First, Dr. Gurke gave a brief account of the extensive media coverage by the BBC, highlighting that even the BBC’s website contained three main topics that eclipsed everything else: Covid, Prince Philip and Brexit. Regular programmes were cancelled to make room for endless documentaries about the royal family and Prince Philip for days. As a result the BBC received the highest amount of complaints – ever (The Guardian actually recently reflected on the extent of its own coverage.)
Then, Prof. Starck gave a very brief overview over the legal and constitutional role of the British monarchy. She pointed out that it sits uneasily at a crossroads between dependence and independence of Parliament. Thus, the royal family legally holds many powers, which, in practice, are exercised by politicians. It is both at the same time – politically powerful and not powerful. Thus, the monarch’s right to block legislation was last exercised in 1708. In theory, however, this would be possible and there have been a number of recorded incidents in which the Queen has influenced law making (e.g. this interesting Guardian article of 2013 about senior royals vetoing bills.)
Prof. Starck also introduced an article by Alex von Tunzelmann tracing the role of the royal family for British identity formation. He claims that “community bonding” happens over “the good and the bad royals” and no matter what “team” people are in, they identify with the broadcast narratives (royalists and anti-royalists alike).
Dr. Uebel pointed out that in addition, there is a wide-spread sense that Elizabeth II is the last “real royal”, a super-human figurehead (dutiful, not showing emotions in public, working again four days after Philp’s death, no scandals, etc.). On the other hand, people want the Queen to show emotions publicly. So there are also contradictory public demands on the monarch.

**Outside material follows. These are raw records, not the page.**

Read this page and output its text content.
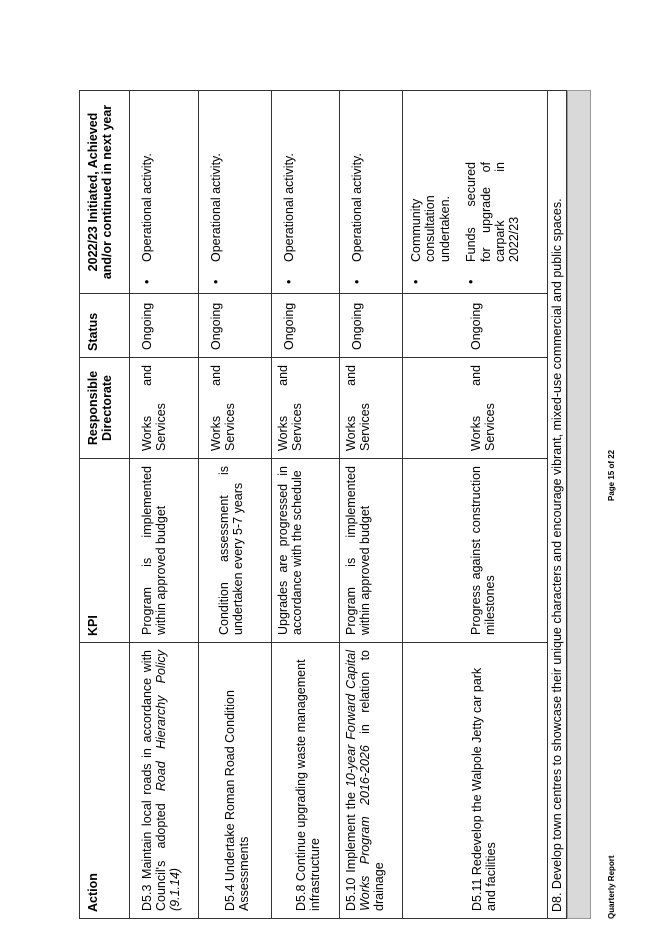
Action
KPI
Responsible Directorate
Status
2022/23 Initiated, Achieved and/or continued in next year
D5.3 Maintain local roads in accordance with Council's adopted Road Hierarchy Policy (9.1.14)
Program is implemented within approved budget
Works and Services
Ongoing
•
Operational activity.
D5.4 Undertake Roman Road Condition Assessments
Condition assessment is undertaken every 5-7 years
Works and Services
Ongoing
•
Operational activity.
D5.8 Continue upgrading waste management infrastructure
Upgrades are progressed in accordance with the schedule
Works and Services
Ongoing
•
Operational activity.
D5.10 Implement the 10-year Forward Capital Works Program 2016-2026 in relation to drainage
Program is implemented within approved budget
Works and Services
Ongoing
•
Operational activity.
D5.11 Redevelop the Walpole Jetty car park and facilities
Progress against construction milestones
Works and Services
Ongoing
•
Community consultation undertaken.
•
Funds secured for upgrade of carpark in 2022/23 D8. Develop town centres to showcase their unique characters and encourage vibrant, mixed-use commercial and public spaces.	Quarterly Report
Page 15 of 22
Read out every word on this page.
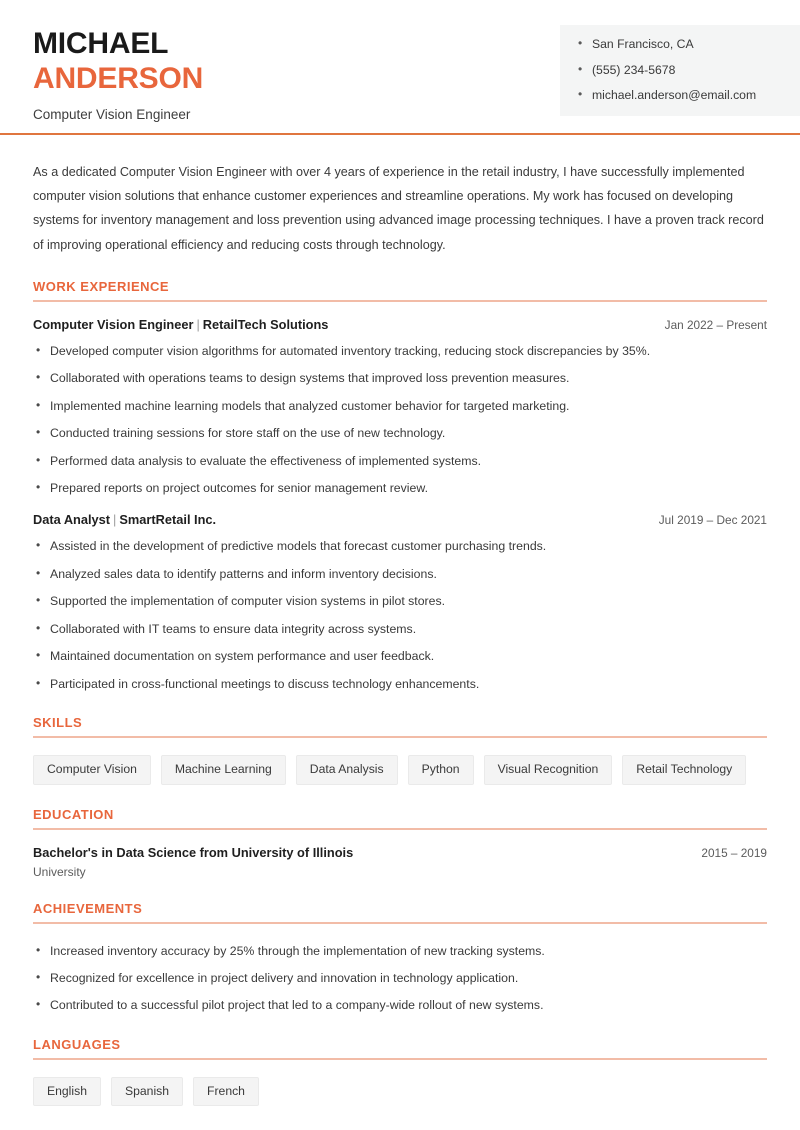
MICHAEL
ANDERSON
Computer Vision Engineer
• San Francisco, CA
• (555) 234-5678
• michael.anderson@email.com
As a dedicated Computer Vision Engineer with over 4 years of experience in the retail industry, I have successfully implemented computer vision solutions that enhance customer experiences and streamline operations. My work has focused on developing systems for inventory management and loss prevention using advanced image processing techniques. I have a proven track record of improving operational efficiency and reducing costs through technology.
WORK EXPERIENCE
Computer Vision Engineer | RetailTech Solutions	Jan 2022 – Present
• Developed computer vision algorithms for automated inventory tracking, reducing stock discrepancies by 35%.
• Collaborated with operations teams to design systems that improved loss prevention measures.
• Implemented machine learning models that analyzed customer behavior for targeted marketing.
• Conducted training sessions for store staff on the use of new technology.
• Performed data analysis to evaluate the effectiveness of implemented systems.
• Prepared reports on project outcomes for senior management review.
Data Analyst | SmartRetail Inc.	Jul 2019 – Dec 2021
• Assisted in the development of predictive models that forecast customer purchasing trends.
• Analyzed sales data to identify patterns and inform inventory decisions.
• Supported the implementation of computer vision systems in pilot stores.
• Collaborated with IT teams to ensure data integrity across systems.
• Maintained documentation on system performance and user feedback.
• Participated in cross-functional meetings to discuss technology enhancements.
SKILLS
Computer Vision	Machine Learning	Data Analysis	Python	Visual Recognition	Retail Technology
EDUCATION
Bachelor's in Data Science from University of Illinois	2015 – 2019
University
ACHIEVEMENTS
• Increased inventory accuracy by 25% through the implementation of new tracking systems.
• Recognized for excellence in project delivery and innovation in technology application.
• Contributed to a successful pilot project that led to a company-wide rollout of new systems.
LANGUAGES
English	Spanish	French
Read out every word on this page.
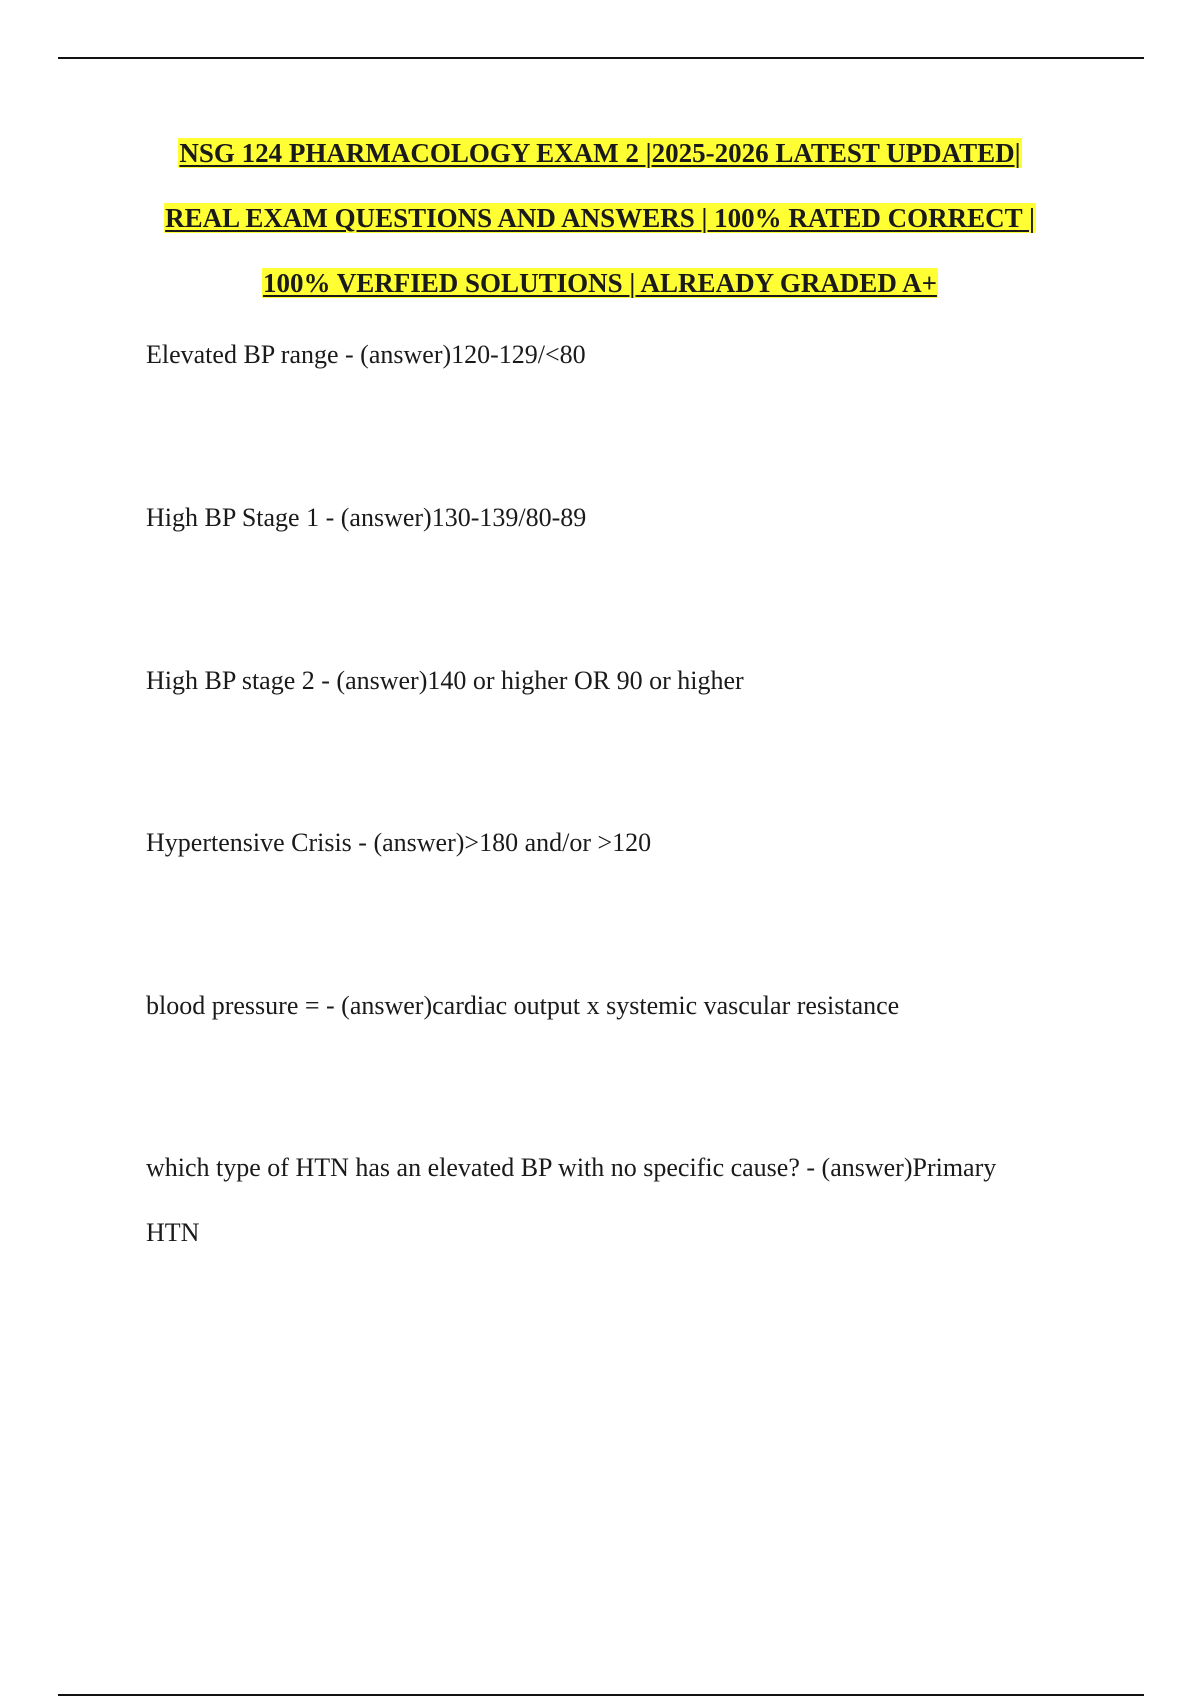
NSG 124 PHARMACOLOGY EXAM 2 |2025-2026 LATEST UPDATED|
REAL EXAM QUESTIONS AND ANSWERS | 100% RATED CORRECT |
100% VERFIED SOLUTIONS | ALREADY GRADED A+

Elevated BP range - (answer)120-129/<80

High BP Stage 1 - (answer)130-139/80-89

High BP stage 2 - (answer)140 or higher OR 90 or higher

Hypertensive Crisis - (answer)>180 and/or >120

blood pressure = - (answer)cardiac output x systemic vascular resistance

which type of HTN has an elevated BP with no specific cause? - (answer)Primary
HTN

The question was raised whether journalists might actually have a duty to cover royal events extensively, especially since the current monarch has been on the throne – with Prince Philip visibly by her side – for nearly 70 years. Having thus become a symbolic constant for generations, editors certainly seem to think that there is a demand for “royal content” – a content that is also highly profitable. The long-standing relationship between the BBC and the Queen (whose first Radio-broadcast dates back to 1940) may be another ‘traditional’ explanation for the extensive coverage.
We also discussed in how far the pandemic might be playing a role in the coverage of the royals, i.e. that everyone is so fed up with Covid coverage that anything else (particularly something involving the royal family) is welcome.
We concluded our discussion agreeing that yes, the coverage was excessive. But on the other hand, that was to be expected and it may have been demanded had it not been there.